Del Blog de Santiago Santiago González
No era fácil el discurso que ayer tenía que dirigir a los españoles el Jefe del Estado. Un discurso que había de ser a un tiempo consolador y orientador en un tiempo incierto en el que se conjugan los problemas que plantea una nueva era, una crisis económica que ha aumentado los niveles de desigualdad entre los españoles, los efectos de la revolución tecnológica en nuestra cohesión social, “el deterioro de la confianza de muchos ciudadanos en las instituciones y desde luego Cataluña, son otras serias preocupaciones que tenemos en España”.
Esta apreciación es en sí misma una cabal revelación del papel del Rey, aunque no la única. Su caracterización del momento político postelectoral como parte del “procedimiento constitucional previsto para que el Congreso de los Diputados otorgue o deniegue su confianza al candidato propuesto para la Presidencia del Gobierno” es de una precisión que remacha a continuación: “Así pues, corresponde al Congreso, de acuerdo con nuestra Constitución, tomar la decisión que considere más conveniente para el interés general de todos los españoles”.
Ya hay en estas apreciaciones alguna diferencia básica con el tipo que se postula para recibir la confianza del Congreso: el Rey de todos los españoles ejerce como depositario de la soberanía que la Constitución hace descansar sobre ellos. El deterioro de la confianza ciudadana en las instituciones y Cataluña como dos de las serias preocupaciones que tenemos en España, mientras el candidato autopropuesto para la Presidencia del Gobierno mira a Cataluña, no como una preocupación, sino como su máxima esperanza.
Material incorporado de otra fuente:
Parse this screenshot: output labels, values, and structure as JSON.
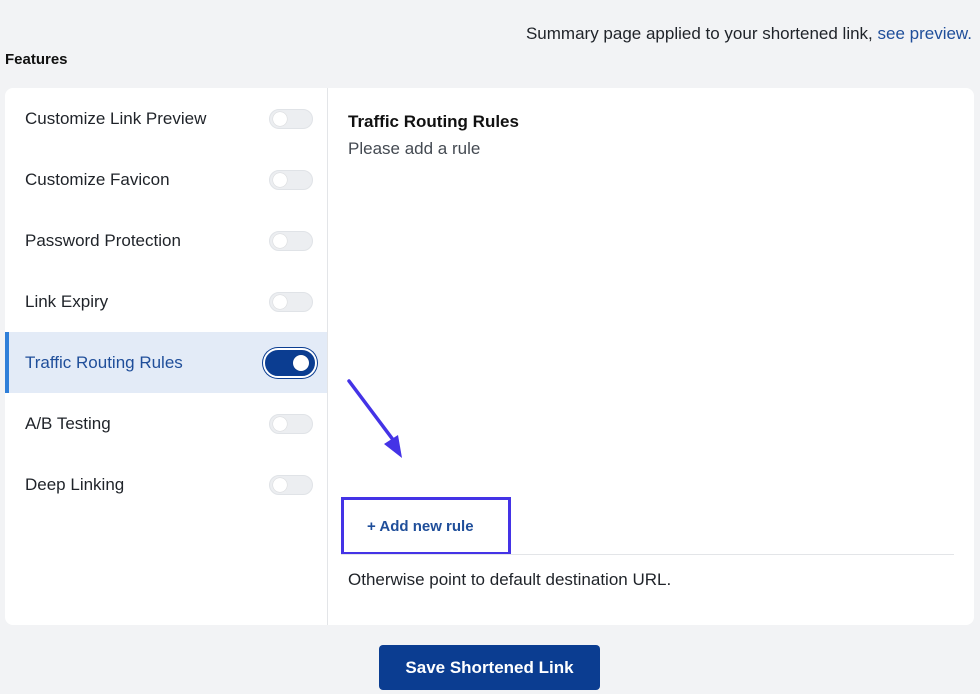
{
  "summary": {
    "text": "Summary page applied to your shortened link, ",
    "link": "see preview."
  },
  "features_heading": "Features",
  "sidebar": {
    "items": [
      {
        "label": "Customize Link Preview",
        "enabled": false
      },
      {
        "label": "Customize Favicon",
        "enabled": false
      },
      {
        "label": "Password Protection",
        "enabled": false
      },
      {
        "label": "Link Expiry",
        "enabled": false
      },
      {
        "label": "Traffic Routing Rules",
        "enabled": true,
        "active": true
      },
      {
        "label": "A/B Testing",
        "enabled": false
      },
      {
        "label": "Deep Linking",
        "enabled": false
      }
    ]
  },
  "content": {
    "title": "Traffic Routing Rules",
    "subtitle": "Please add a rule",
    "add_rule_label": "+ Add new rule",
    "fallback_text": "Otherwise point to default destination URL."
  },
  "save_button_label": "Save Shortened Link",
  "colors": {
    "accent": "#0b3d91",
    "link": "#1f4e9a",
    "active_bg": "#e3ebf7",
    "highlight": "#4433e6"
  }
}
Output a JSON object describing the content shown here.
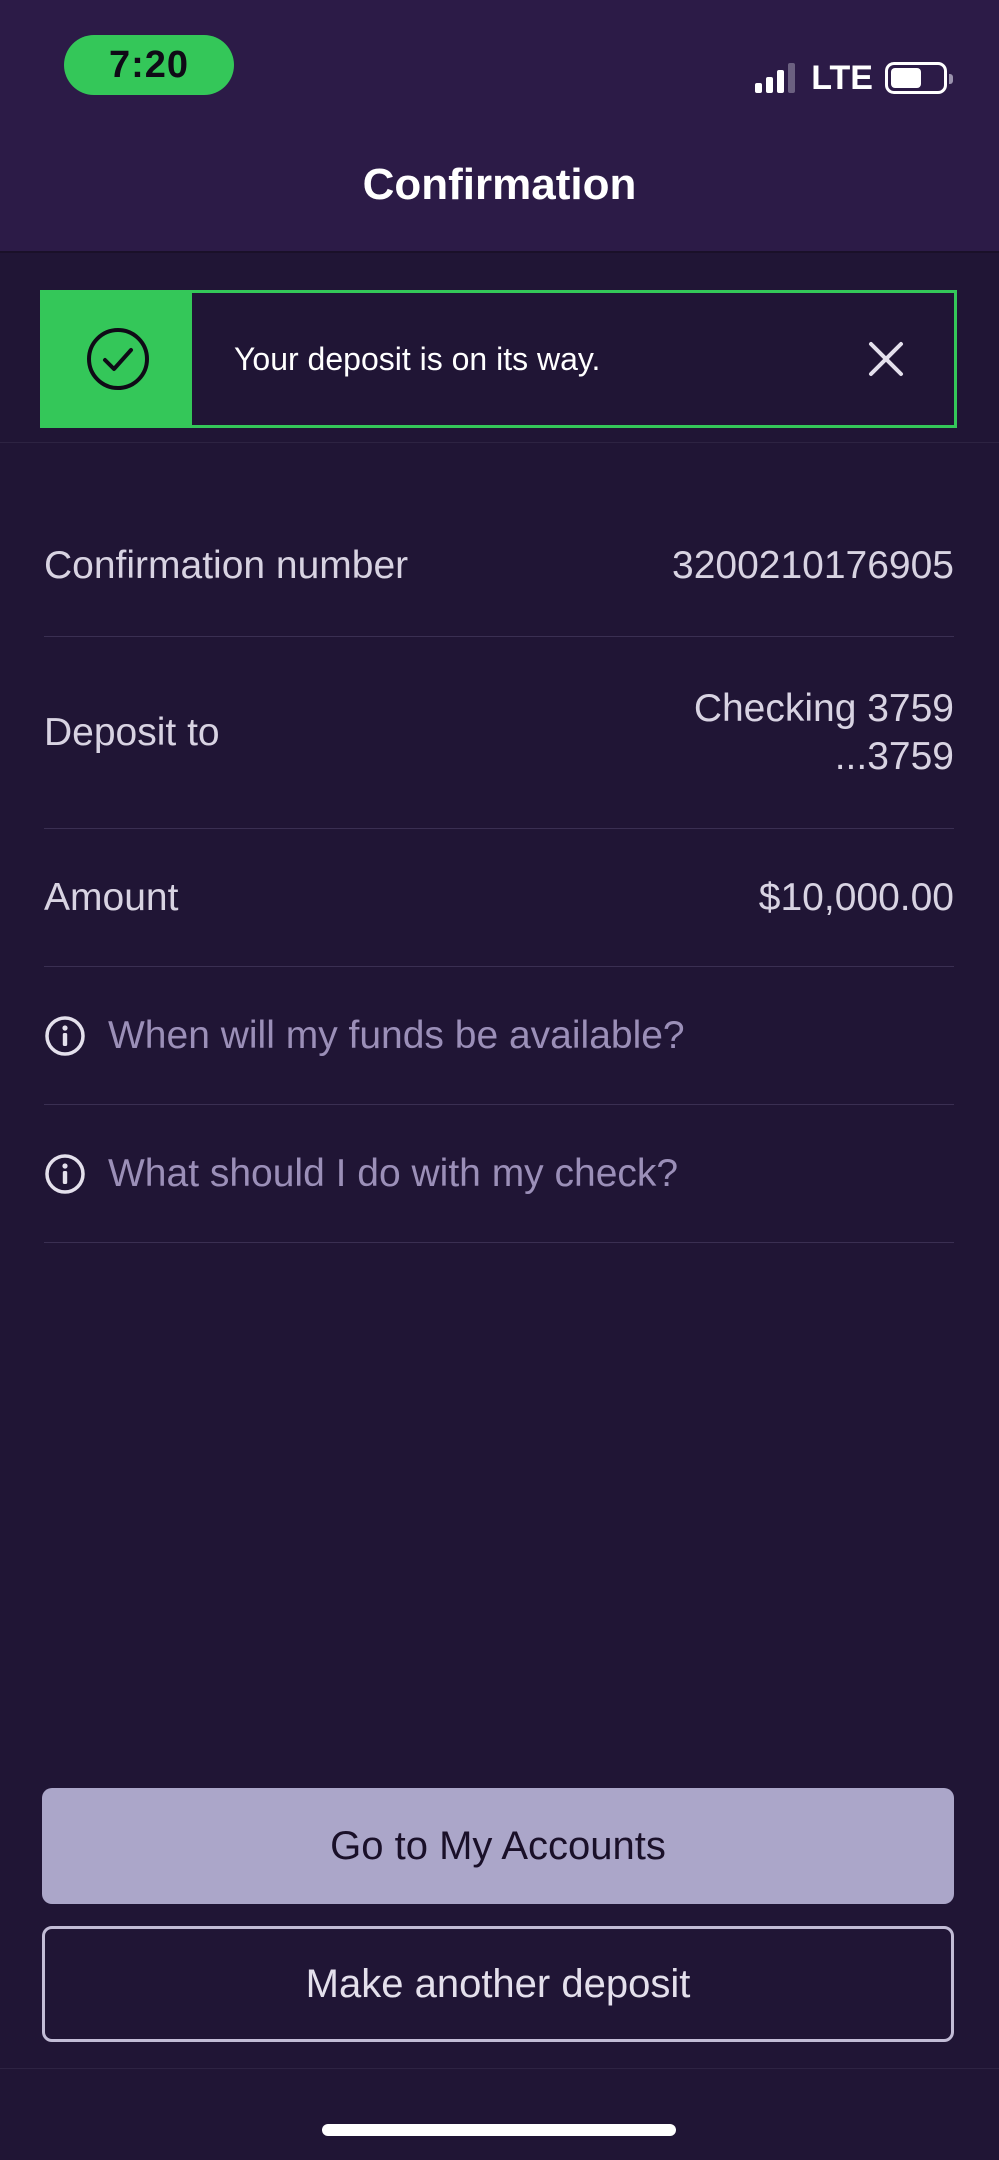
{
  "status_bar": {
    "time": "7:20",
    "network": "LTE",
    "battery_level": 0.6,
    "signal_bars_active": 3
  },
  "header": {
    "title": "Confirmation"
  },
  "banner": {
    "message": "Your deposit is on its way.",
    "icon": "check-circle-icon",
    "close_icon": "close-icon",
    "accent_color": "#34c759"
  },
  "details": {
    "confirmation": {
      "label": "Confirmation number",
      "value": "3200210176905"
    },
    "deposit_to": {
      "label": "Deposit to",
      "value_line1": "Checking 3759",
      "value_line2": "...3759"
    },
    "amount": {
      "label": "Amount",
      "value": "$10,000.00"
    }
  },
  "info_links": [
    {
      "label": "When will my funds be available?",
      "icon": "info-icon"
    },
    {
      "label": "What should I do with my check?",
      "icon": "info-icon"
    }
  ],
  "buttons": {
    "primary": "Go to My Accounts",
    "secondary": "Make another deposit"
  },
  "colors": {
    "background": "#201535",
    "header": "#2c1b47",
    "success": "#34c759",
    "primary_button": "#aba6c9",
    "link_text": "#9b8fb8"
  }
}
Ha convertido el deterioro institucional en su garantía para la permanencia en el poder.
No tenía fácil su discurso Felipe VI, de ahí que alertara contra la tentación de caer en alguno de los dos extremos: la autocomplacencia que oculte nuestros errores y carencias, ni en una autocrítica destructiva que reniegue del gran patrimonio acumulado en lo cívico, en lo social y en lo político. En esa dificultad está precisamente el problema de que el mensaje real pueda satisfacer a las dos Españas que ya se muestran enfrentadas. Su discurso no podía dar contento al mismo tiempo a la España constitucional y a la Cataluña golpista, sin que ello supusiera dejación alguna del poder moderador y arbitral que la Carta Magna atribuye a la Corona. De ahí que a lo largo de los quince minutos de su alocución reiterase anoche los valores que millones de españoles hemos compartido y que fundamentan nuestra convivencia, nuestros proyectos comunes y entre los que puso en primer lugar la voluntad de concordia y de respeto entre personas de ideologías diferentes.
Concordia y respeto no son términos que integren el vocabulario político del candidato Sánchez ni de los socios en los que trata de auparse para seguir siendo presidente del Gobierno. En primer lugar, su socio preferente, el populismo podemita, uno de cuyos fundadores, Juan Carlos Monedero, decía en el pórtico de las pasadas elecciones que “Felipe VI tiene los días contados” y las dos mujeres fuertes del que Pedro Sánchez anuncia como su futuro vicepresidente, tuiteaban mensajes evidentemente inspirados por el macho alfalfa que reinó sucesivamente en el corazón de ambas: “Felipe, no serás rey, porque vienen nuestros recortes y serán con guillotina”.
El discurso del Rey merece guardarse junto al que nos dirigió el 3 de octubre de 2017 como un testimonio vivo de su defensa de los valores que nos son comunes y que soportan nuestra convivencia. Y es, al mismo tiempo, la viga maestra que sostiene el edificio de nuestras libertades. No lo comparten los sediciosos catalanes ni los nacionalistas vascos, a los que Pedro Sánchez ha tomado por columna vertebral de sus ambiciones.